I had just gotten over the shock of the e-mail when while vacationing in Arizona I encountered a man in a Starbucks wearing a baseball cap adorned with a replica of the Confederate flag and a T-shirt depicting a broadly smiling Barack Obama in waiter’s livery proffering a watermelon. The lettering across the T-shirt read: “M.F. Obama.” Saving me the trouble of picking a fight, another customer said to Mr. T-Shirt, “Hey, you can’t go around wearing that sort of thing.” Whereupon a young woman employee of the place weighing certainly no more than 90 pounds and being all of 4 foot 9 inches tall stepped between the two men and asked them to take their argument outside. They did, and the rest of us caffeine addicts stood there rather stupidly, saying nothing, absently paying for our beverages and getting the hell out. The Arizona Republic newspaper that morning featured much information on the President’s visit scheduled later that morning for Phoenix, making the unfortunate coffee shop event a major embarrassment. I have failed to mention that among the staff and patrons present were several Hispanic Americans. They seemed to shrug off the incident, perhaps long since inured to the taunts of rednecks. They seemed, in fact, rather resigned to the appearance of the big boob and his obscene T-shirt. That racism — incipient and otherwise — exists is no surprise. What is surprising in a very unpleasant way is how some people think they dare express it so freely and outrageously as did my (former) e-mail correspondent and the lout in the T-shirt at Starbucks. More disturbing than the incidents themselves is what must lurk not so far beneath the surface of the impulses that create them.

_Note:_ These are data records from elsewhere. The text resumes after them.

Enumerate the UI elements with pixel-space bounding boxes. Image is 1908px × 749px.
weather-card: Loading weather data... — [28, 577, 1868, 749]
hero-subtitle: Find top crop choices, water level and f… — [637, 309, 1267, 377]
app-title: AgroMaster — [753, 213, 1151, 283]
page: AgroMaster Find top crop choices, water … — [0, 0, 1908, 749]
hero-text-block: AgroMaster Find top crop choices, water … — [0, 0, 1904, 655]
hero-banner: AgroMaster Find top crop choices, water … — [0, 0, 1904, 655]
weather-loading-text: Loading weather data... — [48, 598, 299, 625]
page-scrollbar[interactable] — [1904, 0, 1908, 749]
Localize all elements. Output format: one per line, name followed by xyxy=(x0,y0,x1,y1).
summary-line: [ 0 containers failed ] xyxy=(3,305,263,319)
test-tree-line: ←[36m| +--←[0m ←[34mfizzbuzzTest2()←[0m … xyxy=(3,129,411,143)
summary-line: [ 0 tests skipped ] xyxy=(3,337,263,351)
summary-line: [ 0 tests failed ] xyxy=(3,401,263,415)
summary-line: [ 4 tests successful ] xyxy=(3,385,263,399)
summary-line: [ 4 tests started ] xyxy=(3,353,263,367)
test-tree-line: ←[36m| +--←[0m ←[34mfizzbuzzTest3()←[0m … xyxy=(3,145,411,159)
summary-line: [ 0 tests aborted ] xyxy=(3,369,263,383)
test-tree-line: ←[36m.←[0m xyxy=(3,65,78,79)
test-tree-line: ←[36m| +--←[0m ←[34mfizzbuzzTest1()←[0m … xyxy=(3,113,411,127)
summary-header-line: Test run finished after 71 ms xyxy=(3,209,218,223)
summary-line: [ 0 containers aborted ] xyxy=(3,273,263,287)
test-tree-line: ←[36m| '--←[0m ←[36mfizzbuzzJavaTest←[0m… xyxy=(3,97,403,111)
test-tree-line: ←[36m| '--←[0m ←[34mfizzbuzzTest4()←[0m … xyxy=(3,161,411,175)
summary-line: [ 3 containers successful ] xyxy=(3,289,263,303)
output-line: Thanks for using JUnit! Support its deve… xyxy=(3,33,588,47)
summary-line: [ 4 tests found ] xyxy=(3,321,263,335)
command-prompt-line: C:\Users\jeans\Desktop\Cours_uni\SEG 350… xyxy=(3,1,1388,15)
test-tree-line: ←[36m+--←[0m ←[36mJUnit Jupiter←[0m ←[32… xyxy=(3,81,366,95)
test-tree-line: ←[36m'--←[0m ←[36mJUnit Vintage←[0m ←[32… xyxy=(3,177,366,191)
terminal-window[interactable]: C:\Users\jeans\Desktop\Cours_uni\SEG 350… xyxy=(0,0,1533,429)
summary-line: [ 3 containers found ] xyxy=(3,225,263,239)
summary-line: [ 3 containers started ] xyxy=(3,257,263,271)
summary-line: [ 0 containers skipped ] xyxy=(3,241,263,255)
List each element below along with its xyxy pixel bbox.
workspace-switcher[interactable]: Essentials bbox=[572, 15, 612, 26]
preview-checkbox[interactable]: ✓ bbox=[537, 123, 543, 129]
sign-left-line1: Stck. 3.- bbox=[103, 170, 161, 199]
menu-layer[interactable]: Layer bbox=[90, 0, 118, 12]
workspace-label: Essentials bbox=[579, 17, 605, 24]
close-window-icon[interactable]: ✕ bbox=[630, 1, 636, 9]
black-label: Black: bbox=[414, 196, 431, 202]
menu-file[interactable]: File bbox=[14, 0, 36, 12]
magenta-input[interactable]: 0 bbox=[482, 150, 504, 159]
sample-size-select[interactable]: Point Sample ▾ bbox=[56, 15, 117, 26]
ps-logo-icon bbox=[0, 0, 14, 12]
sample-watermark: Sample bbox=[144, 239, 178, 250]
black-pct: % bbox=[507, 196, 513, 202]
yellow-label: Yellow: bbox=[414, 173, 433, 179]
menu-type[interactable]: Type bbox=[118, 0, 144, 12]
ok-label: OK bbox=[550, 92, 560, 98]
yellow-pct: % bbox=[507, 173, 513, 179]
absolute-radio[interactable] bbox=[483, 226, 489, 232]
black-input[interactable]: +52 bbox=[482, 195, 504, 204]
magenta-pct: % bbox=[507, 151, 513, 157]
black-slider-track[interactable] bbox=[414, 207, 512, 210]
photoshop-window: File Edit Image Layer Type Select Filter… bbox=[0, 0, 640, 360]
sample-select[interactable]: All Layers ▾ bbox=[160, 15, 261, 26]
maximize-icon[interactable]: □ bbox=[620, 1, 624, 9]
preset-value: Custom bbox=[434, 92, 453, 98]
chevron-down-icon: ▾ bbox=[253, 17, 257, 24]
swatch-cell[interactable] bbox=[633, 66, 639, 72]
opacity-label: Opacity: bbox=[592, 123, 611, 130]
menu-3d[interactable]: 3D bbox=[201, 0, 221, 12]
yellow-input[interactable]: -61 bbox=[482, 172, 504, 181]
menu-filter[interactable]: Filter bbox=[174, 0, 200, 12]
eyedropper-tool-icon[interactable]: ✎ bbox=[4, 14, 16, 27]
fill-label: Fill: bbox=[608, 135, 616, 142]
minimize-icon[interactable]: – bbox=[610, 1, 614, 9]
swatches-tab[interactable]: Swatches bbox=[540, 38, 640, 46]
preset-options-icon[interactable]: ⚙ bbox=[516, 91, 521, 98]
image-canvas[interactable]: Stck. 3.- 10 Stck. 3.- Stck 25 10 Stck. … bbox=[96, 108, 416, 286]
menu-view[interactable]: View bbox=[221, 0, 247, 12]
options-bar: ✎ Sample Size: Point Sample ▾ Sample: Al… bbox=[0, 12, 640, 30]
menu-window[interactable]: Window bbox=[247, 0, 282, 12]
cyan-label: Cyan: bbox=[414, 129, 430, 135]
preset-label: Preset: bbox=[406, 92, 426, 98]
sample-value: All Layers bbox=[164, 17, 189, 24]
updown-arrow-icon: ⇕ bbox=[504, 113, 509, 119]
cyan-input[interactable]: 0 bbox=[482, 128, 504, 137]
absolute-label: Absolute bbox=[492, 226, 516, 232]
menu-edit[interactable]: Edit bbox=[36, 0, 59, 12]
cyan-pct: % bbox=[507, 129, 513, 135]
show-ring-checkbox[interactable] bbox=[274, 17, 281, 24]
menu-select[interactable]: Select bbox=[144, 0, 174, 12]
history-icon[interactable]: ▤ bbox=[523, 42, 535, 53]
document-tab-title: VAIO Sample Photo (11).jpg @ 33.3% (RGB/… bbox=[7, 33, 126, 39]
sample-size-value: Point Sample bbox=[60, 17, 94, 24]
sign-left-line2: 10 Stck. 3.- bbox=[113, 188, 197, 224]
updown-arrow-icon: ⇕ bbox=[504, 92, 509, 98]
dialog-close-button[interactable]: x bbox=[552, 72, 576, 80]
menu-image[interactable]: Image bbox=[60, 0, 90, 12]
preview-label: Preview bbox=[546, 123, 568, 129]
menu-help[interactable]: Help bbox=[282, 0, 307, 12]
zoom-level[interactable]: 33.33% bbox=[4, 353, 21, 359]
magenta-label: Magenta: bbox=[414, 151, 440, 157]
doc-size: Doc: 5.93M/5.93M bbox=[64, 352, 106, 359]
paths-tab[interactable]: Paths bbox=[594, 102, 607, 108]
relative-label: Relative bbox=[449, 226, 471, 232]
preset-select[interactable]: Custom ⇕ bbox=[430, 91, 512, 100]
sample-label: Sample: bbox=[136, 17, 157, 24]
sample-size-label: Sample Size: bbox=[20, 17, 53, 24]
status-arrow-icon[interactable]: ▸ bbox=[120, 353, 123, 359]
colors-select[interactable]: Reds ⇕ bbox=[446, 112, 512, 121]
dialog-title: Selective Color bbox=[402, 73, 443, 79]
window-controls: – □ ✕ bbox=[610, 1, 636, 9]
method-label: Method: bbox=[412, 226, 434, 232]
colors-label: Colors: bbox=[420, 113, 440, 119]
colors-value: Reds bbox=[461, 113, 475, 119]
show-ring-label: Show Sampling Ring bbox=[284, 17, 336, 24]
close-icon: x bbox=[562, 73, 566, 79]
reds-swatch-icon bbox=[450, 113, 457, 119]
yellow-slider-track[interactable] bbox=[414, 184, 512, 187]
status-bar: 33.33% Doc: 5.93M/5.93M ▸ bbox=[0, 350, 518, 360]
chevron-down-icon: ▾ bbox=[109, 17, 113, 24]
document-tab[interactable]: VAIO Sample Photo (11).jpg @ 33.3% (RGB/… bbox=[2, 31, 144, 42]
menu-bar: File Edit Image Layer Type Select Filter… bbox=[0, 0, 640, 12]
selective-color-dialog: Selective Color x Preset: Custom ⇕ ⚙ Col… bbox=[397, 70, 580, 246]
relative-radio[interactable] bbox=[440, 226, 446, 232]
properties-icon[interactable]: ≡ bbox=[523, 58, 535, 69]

I’m sure the watermelon patch and the offensive T-shirt are and should be protected by free-speech laws. But that’s not the point. It’s whatever makes people think such things are either a) funny or b) somehow appropriate as part of what’s left of civil discourse. The linking of any person of dark skin to watermelons is, perhaps at most, merely a dumb grammar-school prank. However, the pairing of such a silly and pointless symbol with the likeness of the Confederate flag verges, it seems to me, on sedition or, at the very least, inciting to riot.

Even though it took more than a century following the Civil War to begin in earnest the restoration of descendants of freed slaves to full citizenship, the war has been over for all that time — the Confederacy definitely having come out on the losing end. It is well to remember, as Abraham Lincoln said, the South desired war to destroy the Union. The North accepted war to preserve it. Meanwhile, the persistence of the Confederate flag as variously displayed on pickup truck bumpers, hats, shirts and the occasional billboard is obviously meant as a thumb in the eye of African American dignity and of the political will to preserve the Union with liberty and justice for all. Last November, by a healthy and determinative majority, American voters black and white alike — joined by millions of Latinos, Latinas and Asian Americans — elected Barack Obama President of the United States.

True, millions more voters — mostly in the Southern states where all these years along resentment of the surrender at Appomattox still simmers — cast their ballots for another. It is as if justice had not triumphed in April 1865 when lilacs bloomed in Walt Whitman’s dooryard “and the great star early droop’d in the western sky …”

Therefore, along with the implosion of the nation’s economy and the unresolved disasters of Iraq and Afghanistan, Americans must also devote attention to the glaring problem of racism that is, undeniably, the proverbial elephant in the room — a turn of phrase, by the way, that is sometimes a political truism. They are the flat-earthers of the politico-economic world.